Ikatan antara manusia dan yeti sayangnya tidak pernah terasa cukup kuat. Berbeda degan karakternya, Smallfoot gagal mendobrak batasan bahasa guna menjalin hubungan pertemanan yang kuat. Konflik personal kedua pihak juga terasa berdiri sendiri tanpa benar-benar saling melengkapi. Migo dan Percy, selaku protagonis yang mewakili sisi yeti dan manusia, tak pernah berbagi interaksi emosional, sehingga dampak rasa yang dimunculkan konklusinya tidak setinggi yang diharapkan.

7 komentar :

Comment Page:
Anonim mengatakan...

Makasih reviewnya mas Rasyid, besok bakal nonton ini nih.

Oh iya masih nonton AHS kan mas Rasyid? Yg season 8 kece banget, pas para penyihir dari season 3 muncul keren, jadi penasaran banget apa yg sebenernya terjadi kok bisa terjadi kiamat, Michael ngelakuin apa, terus apa peran para penyihir buat hadapin Michael nanti, ama nanti gimana flashback ke Murder Housenya

aryo mengatakan...

Mirip happy feet berarti ya kritiknya.
Btw, saya cuma tanya 1 hal : lucu banget ngga? Hehe... Karna over the hedge menurut sy kurang lucu.

Rasyidharry mengatakan...

@Anonim Haha gak sempet, donlot doang tapi belum ditonton.

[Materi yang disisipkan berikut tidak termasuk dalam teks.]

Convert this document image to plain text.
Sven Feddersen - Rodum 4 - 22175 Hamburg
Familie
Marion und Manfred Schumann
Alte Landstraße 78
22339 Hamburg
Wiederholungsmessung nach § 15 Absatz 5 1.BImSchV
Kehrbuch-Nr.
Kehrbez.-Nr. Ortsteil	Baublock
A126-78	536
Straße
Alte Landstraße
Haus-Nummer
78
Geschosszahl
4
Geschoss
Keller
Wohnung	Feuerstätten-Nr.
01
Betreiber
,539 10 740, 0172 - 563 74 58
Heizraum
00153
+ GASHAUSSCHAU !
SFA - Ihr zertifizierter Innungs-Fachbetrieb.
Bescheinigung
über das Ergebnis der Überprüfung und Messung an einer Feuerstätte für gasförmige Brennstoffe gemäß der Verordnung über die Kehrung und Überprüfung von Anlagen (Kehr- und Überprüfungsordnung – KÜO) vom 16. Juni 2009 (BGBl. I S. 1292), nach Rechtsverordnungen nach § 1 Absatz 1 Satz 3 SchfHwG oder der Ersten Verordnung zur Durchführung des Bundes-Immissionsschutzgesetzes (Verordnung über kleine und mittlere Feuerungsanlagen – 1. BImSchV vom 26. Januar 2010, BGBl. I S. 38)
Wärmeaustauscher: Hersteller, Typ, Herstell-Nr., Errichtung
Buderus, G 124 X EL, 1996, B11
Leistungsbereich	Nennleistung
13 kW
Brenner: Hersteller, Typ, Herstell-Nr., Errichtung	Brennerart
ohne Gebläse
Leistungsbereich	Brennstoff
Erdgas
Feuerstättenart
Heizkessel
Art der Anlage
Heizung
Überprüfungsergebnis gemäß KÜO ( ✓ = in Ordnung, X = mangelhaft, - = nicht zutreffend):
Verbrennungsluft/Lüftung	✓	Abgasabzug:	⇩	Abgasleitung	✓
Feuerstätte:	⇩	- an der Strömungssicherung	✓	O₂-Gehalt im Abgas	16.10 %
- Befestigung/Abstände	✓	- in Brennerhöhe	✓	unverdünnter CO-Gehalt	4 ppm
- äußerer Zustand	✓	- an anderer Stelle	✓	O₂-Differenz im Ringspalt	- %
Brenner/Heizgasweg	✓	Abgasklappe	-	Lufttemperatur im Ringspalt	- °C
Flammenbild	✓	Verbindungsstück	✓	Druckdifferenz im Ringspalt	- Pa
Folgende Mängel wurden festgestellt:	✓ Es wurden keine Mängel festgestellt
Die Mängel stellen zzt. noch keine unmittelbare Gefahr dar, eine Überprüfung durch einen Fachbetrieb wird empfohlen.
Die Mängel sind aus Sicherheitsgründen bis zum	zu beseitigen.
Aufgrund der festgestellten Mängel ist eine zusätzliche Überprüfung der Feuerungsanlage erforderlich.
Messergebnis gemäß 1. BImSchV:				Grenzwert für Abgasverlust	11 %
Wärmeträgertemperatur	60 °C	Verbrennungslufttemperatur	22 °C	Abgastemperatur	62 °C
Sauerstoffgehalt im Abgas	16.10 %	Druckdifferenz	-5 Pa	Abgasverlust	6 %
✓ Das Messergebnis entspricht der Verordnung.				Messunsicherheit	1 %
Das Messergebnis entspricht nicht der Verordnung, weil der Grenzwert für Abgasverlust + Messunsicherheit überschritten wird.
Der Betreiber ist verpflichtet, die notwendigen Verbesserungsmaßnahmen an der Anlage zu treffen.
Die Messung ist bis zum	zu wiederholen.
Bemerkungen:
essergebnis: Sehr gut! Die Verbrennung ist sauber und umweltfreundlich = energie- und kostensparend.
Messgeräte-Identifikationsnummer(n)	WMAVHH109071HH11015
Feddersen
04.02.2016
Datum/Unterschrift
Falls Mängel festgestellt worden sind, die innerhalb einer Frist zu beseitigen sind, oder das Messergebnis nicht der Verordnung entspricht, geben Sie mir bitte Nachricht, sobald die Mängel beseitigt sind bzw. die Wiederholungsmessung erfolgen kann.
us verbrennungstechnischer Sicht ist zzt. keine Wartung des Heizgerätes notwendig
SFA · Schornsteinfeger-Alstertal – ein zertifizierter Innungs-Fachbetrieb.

@aryo Well, nggak semua, tapi beberapa bagian lucu sih

Unknown mengatakan...

Bang rasyid tanya dong. Download film skrng dr mana ya yg bisa ? Dulu dr lk21 dan indoxxi enak lancar skrng ga bs susah bgd. Minta rekomendasinya dong bang. Thx

Vsf mengatakan...

http://bioskopkeren.xyz/category/movie/

Pramudya Cahya mengatakan...

Saya suka baca blog ini karena unsur spoilernya tipis bahkan gak ada. Salut buat mas rasid. Good luck :)

Rasyidharry mengatakan...

@Pramudya Thanks a lot :))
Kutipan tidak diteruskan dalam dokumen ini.